OpenSDPsynthR is not actually a dataset; it is a data simulation package written in R. There are advantages to using simulation to generate synthetic data. The data can become richer and more complex over time as the simulation code is tuned and extended. Eventually, it’s possible that simulation could leverage publicly available data to generate synthetic versions of any school district on demand.

OpenSDPsynthR

This simulation package generates fully synthetic data with inputs that can be varied to make an infinite number of simulated student populations with different sizes and characteristics. It is used to generate sample data for OpenSDP's College-Going Pathways analysis guides and for our R and Stata analysis template repositories.

Go to Repository

OpenSDPsynthR Templates

These R and Stata template repositories contain files, folders, and sample web guide templates to make it easier to get started with analyses using the OpenSDPsynthR data. Clone or download the repositories to begin.

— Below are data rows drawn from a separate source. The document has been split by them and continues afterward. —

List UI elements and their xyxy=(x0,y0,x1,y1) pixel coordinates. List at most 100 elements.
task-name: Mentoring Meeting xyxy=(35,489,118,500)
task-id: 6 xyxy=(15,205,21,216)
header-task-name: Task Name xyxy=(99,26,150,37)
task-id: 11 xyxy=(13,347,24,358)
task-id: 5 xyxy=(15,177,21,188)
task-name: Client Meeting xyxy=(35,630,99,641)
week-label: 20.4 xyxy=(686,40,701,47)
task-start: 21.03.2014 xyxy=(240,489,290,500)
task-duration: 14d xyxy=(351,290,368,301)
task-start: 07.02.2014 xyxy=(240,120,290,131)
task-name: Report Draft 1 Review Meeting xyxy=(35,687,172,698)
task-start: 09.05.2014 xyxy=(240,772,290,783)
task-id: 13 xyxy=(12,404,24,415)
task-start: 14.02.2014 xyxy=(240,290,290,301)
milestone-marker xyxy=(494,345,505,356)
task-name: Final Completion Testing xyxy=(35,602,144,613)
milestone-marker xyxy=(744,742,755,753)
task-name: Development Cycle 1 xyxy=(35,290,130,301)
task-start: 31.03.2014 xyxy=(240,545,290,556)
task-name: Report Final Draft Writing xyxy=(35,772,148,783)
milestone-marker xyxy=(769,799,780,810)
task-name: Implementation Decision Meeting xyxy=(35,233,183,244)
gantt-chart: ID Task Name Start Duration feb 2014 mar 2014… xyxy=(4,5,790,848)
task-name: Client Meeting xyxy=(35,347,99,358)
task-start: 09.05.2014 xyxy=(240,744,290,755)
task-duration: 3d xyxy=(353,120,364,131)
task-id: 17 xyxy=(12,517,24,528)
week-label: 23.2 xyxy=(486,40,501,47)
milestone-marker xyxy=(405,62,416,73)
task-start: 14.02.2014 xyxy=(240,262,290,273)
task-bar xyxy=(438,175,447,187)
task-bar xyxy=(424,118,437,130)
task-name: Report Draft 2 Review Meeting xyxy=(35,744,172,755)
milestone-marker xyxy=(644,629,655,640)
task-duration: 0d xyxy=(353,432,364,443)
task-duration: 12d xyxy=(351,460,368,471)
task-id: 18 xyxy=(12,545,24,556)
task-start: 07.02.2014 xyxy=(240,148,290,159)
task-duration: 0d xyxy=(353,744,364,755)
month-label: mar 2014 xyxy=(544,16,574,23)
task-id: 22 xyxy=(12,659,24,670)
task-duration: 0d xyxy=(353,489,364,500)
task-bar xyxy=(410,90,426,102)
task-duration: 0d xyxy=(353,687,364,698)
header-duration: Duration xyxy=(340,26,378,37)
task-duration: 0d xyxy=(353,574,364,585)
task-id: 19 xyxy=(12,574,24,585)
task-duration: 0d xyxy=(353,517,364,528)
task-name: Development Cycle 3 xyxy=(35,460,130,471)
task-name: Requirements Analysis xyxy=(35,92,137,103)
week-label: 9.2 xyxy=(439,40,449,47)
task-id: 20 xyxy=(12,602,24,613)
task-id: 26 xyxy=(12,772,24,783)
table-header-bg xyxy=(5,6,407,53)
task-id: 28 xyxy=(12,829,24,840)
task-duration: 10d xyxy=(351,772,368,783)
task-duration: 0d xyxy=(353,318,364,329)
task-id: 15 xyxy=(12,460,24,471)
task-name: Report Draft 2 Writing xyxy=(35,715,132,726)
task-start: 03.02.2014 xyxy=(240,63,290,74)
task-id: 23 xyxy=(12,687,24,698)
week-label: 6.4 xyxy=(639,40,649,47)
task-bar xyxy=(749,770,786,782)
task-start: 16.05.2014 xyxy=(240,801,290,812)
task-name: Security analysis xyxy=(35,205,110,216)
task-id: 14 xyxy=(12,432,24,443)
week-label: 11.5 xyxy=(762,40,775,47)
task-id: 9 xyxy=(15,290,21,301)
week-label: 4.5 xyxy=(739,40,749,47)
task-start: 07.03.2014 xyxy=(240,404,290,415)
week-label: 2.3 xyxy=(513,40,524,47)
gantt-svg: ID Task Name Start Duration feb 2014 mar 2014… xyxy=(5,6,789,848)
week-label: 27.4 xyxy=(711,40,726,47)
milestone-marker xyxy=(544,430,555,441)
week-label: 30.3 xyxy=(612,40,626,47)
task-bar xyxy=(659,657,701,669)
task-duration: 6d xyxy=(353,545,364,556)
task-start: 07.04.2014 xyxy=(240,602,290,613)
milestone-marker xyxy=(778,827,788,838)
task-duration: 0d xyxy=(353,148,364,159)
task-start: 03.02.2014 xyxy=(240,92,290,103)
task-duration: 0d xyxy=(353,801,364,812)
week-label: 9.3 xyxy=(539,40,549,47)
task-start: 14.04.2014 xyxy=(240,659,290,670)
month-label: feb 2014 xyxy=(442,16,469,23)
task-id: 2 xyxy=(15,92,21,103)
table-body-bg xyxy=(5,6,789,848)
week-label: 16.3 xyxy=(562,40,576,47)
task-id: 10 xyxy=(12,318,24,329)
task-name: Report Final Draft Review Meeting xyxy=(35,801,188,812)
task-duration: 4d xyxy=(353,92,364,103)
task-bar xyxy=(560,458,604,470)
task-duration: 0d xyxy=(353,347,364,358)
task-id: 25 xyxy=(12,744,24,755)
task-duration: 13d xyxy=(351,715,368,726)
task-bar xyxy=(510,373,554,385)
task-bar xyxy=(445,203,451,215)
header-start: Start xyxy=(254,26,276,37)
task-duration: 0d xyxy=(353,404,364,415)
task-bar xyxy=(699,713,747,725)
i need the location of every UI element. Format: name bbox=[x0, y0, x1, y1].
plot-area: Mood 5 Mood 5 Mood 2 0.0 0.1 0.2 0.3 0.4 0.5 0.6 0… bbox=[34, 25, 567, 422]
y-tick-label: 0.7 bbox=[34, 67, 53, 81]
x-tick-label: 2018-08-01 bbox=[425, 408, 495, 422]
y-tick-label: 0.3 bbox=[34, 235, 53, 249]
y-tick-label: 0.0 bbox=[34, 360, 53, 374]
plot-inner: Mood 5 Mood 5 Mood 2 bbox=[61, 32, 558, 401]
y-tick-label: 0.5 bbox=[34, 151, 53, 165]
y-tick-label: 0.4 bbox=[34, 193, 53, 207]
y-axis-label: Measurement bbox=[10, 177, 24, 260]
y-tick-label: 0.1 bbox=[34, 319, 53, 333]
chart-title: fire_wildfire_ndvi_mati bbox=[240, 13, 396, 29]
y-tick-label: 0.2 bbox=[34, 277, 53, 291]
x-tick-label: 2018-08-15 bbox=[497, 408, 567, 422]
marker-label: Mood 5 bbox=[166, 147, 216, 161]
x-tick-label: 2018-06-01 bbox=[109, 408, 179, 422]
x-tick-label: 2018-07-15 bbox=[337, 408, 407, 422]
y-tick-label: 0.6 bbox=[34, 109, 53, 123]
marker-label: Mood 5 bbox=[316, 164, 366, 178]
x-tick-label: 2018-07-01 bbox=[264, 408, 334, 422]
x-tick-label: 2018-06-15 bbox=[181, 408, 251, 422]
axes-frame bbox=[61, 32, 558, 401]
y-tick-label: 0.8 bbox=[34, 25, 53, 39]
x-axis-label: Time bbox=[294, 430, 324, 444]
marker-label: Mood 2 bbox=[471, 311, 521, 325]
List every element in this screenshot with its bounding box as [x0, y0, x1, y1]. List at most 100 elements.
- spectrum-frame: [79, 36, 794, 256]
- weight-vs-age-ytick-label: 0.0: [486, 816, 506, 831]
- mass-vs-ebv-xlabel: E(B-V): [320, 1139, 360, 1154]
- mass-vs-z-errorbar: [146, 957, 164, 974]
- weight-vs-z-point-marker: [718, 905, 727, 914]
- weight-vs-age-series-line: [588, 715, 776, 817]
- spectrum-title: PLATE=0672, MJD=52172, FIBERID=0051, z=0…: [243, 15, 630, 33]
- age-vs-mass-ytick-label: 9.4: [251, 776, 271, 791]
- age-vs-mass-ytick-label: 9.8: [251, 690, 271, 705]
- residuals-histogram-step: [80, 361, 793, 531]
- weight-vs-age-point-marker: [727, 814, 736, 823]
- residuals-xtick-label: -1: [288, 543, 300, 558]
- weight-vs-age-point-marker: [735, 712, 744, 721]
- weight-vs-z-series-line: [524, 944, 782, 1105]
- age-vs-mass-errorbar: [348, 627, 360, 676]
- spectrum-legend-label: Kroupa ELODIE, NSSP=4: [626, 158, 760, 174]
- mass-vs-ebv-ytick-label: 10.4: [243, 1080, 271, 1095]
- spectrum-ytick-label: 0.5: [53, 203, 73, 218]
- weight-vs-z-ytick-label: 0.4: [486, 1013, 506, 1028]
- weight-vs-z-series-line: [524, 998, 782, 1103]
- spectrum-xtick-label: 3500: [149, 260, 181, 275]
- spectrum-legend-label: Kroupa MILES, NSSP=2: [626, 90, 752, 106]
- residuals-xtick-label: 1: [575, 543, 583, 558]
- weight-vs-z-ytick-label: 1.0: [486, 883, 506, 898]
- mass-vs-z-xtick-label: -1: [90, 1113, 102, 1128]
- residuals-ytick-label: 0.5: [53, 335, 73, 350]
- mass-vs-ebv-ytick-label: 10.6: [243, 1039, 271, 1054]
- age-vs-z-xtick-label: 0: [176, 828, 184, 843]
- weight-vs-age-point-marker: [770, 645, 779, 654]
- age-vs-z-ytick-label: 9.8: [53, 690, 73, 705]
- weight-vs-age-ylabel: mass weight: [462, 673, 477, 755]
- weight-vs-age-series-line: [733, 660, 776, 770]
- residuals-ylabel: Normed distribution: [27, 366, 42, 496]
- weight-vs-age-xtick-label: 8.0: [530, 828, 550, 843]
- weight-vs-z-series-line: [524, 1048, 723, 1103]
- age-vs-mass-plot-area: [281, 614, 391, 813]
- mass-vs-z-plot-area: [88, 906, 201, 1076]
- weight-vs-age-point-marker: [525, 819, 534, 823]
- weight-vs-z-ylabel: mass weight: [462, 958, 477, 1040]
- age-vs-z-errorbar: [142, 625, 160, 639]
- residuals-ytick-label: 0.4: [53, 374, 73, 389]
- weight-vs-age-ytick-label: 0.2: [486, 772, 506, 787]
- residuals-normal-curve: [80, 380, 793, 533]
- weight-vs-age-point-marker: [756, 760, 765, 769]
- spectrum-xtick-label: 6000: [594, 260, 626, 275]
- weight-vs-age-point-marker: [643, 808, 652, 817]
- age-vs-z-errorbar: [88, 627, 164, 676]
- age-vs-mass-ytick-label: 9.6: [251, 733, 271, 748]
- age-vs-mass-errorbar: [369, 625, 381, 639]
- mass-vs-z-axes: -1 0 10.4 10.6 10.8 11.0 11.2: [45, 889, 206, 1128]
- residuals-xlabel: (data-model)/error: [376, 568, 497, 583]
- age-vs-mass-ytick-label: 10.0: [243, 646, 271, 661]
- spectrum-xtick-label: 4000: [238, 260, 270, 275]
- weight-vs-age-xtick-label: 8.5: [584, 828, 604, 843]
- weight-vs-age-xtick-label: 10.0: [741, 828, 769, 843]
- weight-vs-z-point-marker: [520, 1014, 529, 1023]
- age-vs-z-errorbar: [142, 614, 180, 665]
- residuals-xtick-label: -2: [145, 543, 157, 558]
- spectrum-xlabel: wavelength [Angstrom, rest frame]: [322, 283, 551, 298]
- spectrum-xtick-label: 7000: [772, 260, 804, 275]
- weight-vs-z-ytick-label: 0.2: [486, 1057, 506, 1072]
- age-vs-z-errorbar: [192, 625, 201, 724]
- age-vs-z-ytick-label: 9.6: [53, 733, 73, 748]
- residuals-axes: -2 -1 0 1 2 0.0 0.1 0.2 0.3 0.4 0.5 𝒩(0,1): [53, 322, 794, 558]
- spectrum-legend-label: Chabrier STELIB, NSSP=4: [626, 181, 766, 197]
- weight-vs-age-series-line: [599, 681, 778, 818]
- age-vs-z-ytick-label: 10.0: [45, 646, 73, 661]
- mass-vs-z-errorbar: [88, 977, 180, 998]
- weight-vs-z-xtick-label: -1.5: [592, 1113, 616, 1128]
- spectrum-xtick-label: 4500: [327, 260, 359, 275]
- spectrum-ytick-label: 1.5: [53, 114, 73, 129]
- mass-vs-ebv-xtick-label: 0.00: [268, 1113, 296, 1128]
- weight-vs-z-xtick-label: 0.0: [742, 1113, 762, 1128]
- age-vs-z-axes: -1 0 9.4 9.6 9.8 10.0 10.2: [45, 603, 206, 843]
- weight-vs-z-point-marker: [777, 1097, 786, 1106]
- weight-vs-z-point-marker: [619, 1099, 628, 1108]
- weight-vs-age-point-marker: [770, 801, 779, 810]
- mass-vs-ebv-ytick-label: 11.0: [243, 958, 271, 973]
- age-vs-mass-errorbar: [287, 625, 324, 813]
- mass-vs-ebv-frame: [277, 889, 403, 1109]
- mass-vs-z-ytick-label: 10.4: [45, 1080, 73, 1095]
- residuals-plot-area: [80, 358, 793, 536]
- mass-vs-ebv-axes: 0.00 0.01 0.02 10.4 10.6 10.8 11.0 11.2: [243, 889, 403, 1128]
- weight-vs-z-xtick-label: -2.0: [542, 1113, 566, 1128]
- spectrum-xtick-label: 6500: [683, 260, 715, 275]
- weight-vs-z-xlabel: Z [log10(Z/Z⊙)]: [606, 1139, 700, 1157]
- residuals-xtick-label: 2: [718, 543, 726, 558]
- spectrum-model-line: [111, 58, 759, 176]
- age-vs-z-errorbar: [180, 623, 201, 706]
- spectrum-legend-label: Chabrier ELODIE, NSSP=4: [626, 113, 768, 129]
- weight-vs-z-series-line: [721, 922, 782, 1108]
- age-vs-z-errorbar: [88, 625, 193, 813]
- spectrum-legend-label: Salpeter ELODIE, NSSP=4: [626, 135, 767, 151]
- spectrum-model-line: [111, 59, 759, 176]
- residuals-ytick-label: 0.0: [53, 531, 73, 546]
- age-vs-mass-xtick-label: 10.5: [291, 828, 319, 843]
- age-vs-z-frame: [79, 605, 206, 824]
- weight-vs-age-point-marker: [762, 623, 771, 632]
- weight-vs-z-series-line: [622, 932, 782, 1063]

Template in R Template in Stata

Static Synthetic Data

Using machine learning routines to mimic real data is an approach that could work well for analysts who want to demonstrate code on OpenSDP that they have written for their own school systems. For example, SDP’s “Faketucky” is a synthetic dataset based on real student data. It was developed as an offshoot of the Strategic Data Project’s college-going diagnostic for Kentucky, using the R machine learning routine synthpop. “Fake County” is a synthetic teacher dataset resulting from SDP’s human capital diagnostic work.

Faketucky

The Faketucky synthetic college-going analysis file contains high school and college outcome data for two graduating cohorts of approximately 40,000 students. There are no real children in the dataset, but it mirrors the relationships between variables present in real data.

Go to Repository

Fake County

Fake County is a synthetic panel dataset comprising four years of teacher data with roughly 10,000 teachers per year. It includes information about teacher demographics, assignments, salary, credentials, experience, evaluation scores, and hiring and retention status, as well as school characteristics. There are no real teachers in the dataset, but it is based on real data.

Go to Repository

Publicly Available Data

OpenSDP encourages community members to use publicly available data sets and share the results (as well as guidance for replicating the work). For example, the Nevada Report Card package from Data Insight Partners extracts and prepares Nevada school- and district-level data, as well as providing analysis-ready datasets.

nevadaReportCardR

nevadaReportCardr is an open-source R package that provides functions to connect to the publicly available API for NevadaReportCard.com. Additionally, this package contains already formatted datasets of most data available on Nevada Report Card.

Go to Repository

Some useful public data sets include:

College Scorecard Data: These data provide insights into the performance of colleges eligible to receive federal financial aid, and offer a look at the outcomes of students at those schools.

The Ed Data Inventory describes data reported to the Department of Education as part of grant activities, along with administrative and statistical data assembled and maintained by the Department.

Stanford CEPA data includes data files with a range of detailed data on educational conditions, contexts, and outcomes in schools and school districts across the United States.